An Evaluation of Rare Earth M2+ Interference Correction Approaches for Inclusion in the Update of EPA Method 200.8

Collaborative Efforts to Improve Environmental Monitoring
Oral Presentation

Prepared by J. Creed1, S. Smith2, N. Hanks3, R. Wilson4, R. Martin1, P. Creed1, K. Kovalcik1
1 - US EPA, 26 W. Martin Luther King Drive, Cincinnati, Ohio, 45268, United States
2 - University of Cincinnati/U.S. Environmental Protection Agency Research Trainee, 26 W. Martin Luther King Drive, Cincinnati, Ohio, 45268, United States
3 - Student Service Contractor, US EPA, 26 W. Martin Luther King Drive, Cincinnati, Ohio, 45268, United States
4 - Food and Drug Administration, , Cincinnati, Ohio, United States


Contact Information: creed.jack@epa.gov; 513-569-7833


ABSTRACT

ICP-MS based methodologies have benefited from the increased specificity produced by collision cell technologies, but this polyatomic reduction has been achieved at the cost of enhancing doubly charged ion (M2+) based interferences. In this context, the collision cell compromises the overall specificity because rare earth elements can produce M2+ ions (150Nd2+, 150Sm2+, 156Gd2+, and 156Dy2+), which produce false positives on 75As and 78Se when ICP-MS methodologies are utilized for compliance monitoring. Therefore, an update of U.S. Environmental Protection Agency (EPA) Method 200.8 that includes the benefits of polyatomic reduction would ideally address the enhanced M2+ based interferences associated with collision with a goal of improving the overall specificity of the updated method.

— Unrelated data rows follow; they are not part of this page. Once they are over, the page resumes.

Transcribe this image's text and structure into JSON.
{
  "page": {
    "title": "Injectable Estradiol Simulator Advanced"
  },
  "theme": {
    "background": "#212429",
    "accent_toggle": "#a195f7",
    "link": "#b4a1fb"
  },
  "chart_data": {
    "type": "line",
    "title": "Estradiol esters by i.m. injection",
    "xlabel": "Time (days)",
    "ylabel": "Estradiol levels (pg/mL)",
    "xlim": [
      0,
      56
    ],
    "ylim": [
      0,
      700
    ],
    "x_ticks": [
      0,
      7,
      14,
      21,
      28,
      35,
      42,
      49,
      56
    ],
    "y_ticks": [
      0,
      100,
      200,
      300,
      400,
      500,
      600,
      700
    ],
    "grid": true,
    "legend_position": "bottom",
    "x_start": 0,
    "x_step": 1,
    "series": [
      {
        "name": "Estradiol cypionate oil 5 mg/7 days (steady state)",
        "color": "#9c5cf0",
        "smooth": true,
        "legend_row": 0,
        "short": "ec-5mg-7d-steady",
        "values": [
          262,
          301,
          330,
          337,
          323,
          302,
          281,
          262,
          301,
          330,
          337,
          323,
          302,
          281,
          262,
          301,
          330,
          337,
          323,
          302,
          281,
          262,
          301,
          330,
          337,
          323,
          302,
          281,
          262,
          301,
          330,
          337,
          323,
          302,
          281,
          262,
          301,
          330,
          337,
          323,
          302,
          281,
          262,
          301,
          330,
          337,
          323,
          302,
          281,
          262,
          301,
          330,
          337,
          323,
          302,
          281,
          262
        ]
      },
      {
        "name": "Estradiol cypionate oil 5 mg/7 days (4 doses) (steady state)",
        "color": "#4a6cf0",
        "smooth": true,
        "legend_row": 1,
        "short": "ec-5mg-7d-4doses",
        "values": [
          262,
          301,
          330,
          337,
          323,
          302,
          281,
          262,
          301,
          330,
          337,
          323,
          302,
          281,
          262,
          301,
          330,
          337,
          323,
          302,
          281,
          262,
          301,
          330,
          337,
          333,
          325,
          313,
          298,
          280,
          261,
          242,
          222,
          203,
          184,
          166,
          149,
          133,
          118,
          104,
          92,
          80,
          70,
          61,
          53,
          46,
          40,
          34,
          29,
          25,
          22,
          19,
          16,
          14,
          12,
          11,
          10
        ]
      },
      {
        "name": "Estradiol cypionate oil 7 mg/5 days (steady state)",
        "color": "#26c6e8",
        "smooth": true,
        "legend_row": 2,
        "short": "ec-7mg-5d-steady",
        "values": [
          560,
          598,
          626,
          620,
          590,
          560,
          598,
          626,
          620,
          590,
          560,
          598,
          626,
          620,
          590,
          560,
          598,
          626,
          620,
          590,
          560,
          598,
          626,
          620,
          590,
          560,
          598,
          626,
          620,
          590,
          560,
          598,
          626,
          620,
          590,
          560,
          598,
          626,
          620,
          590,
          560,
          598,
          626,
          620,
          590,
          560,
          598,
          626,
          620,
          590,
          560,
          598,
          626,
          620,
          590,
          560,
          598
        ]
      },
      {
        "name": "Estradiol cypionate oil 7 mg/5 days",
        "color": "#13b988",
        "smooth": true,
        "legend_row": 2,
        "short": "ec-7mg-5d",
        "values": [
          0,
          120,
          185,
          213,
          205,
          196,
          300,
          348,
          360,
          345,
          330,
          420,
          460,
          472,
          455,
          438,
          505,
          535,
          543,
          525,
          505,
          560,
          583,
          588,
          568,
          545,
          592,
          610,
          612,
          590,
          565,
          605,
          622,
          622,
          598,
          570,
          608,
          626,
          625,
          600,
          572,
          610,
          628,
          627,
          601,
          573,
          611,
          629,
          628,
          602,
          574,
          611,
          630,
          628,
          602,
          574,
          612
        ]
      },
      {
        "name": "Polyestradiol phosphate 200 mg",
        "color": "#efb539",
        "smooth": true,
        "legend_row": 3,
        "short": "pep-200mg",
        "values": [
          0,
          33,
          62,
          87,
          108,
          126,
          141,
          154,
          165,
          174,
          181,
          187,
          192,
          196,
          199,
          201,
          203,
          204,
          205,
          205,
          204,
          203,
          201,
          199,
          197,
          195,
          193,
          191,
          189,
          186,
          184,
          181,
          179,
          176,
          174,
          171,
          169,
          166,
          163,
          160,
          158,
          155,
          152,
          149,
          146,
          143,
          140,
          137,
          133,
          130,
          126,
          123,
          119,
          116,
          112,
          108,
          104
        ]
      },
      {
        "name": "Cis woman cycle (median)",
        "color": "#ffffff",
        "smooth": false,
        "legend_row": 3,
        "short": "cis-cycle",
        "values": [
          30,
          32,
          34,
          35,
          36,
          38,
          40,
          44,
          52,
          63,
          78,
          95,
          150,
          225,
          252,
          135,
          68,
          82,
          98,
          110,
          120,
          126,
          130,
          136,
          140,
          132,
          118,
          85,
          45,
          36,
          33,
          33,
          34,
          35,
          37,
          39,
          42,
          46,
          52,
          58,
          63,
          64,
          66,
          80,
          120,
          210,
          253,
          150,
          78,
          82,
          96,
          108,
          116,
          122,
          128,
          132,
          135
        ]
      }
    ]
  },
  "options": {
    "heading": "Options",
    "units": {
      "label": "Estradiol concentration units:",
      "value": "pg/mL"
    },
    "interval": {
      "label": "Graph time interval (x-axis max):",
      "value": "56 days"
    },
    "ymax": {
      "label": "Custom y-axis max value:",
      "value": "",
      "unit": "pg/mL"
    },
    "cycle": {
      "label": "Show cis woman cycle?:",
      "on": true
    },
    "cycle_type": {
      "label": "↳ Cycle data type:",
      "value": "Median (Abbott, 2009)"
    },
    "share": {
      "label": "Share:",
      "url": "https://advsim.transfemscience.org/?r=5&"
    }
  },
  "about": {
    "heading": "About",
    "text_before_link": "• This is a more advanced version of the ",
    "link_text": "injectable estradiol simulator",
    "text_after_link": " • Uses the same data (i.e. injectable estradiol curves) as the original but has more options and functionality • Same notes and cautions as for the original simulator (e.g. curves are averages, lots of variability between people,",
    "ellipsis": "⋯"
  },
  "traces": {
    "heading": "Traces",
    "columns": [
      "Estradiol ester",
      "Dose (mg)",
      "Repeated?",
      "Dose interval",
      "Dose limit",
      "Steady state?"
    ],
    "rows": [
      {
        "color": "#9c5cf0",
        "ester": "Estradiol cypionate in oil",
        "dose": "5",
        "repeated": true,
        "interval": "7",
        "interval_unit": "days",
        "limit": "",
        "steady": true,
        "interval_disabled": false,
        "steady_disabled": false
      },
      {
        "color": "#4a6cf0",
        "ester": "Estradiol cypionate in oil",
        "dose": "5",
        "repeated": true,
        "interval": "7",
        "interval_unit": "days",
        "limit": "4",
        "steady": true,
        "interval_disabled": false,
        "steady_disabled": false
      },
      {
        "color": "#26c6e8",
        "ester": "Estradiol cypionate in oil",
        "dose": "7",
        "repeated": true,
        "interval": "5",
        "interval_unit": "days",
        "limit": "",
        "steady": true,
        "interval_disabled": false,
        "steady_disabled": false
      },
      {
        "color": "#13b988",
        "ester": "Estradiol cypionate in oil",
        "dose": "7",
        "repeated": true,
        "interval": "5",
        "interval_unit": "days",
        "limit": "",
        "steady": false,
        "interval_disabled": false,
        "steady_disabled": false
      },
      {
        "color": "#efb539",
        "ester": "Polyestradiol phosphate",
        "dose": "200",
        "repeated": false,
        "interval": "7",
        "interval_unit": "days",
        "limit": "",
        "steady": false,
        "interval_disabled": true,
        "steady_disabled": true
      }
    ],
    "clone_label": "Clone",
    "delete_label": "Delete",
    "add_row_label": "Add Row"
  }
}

In this presentation, various M2+ correction approaches are evaluated with the overall goal of finding M2+ correction approaches that perform well in a variety of sample matrices, over multiple analysis days, using different instrument tunes. In this evaluation, Principle Component Analysis (PCA) is used to evaluate which ions drift together across sample matrix, analysis day and instrument tune to identify possible internal standards that could be used to track the M2+ drift across matrix within an analysis batch. Based on PCA clusters, various internal standards will be selected and evaluated in a format that compares sample specific across-day performance to results obtained using ICP-QQQ-MS and HR-ICP-MS. This should help identify approaches that have a bias relative to the true value estimated by these two techniques. Also, a hierarchical model is used to estimate a quantitative distribution for the various internal standards treatments using the ICP-QQQ-MS and HR-ICP-MS results as a zero point for these distributions. Finally, the bias and width of the associated distribution for various internal standard treatments will be discussed in the context of updating the M2+ correction approaches within revised EPA Method 200.8.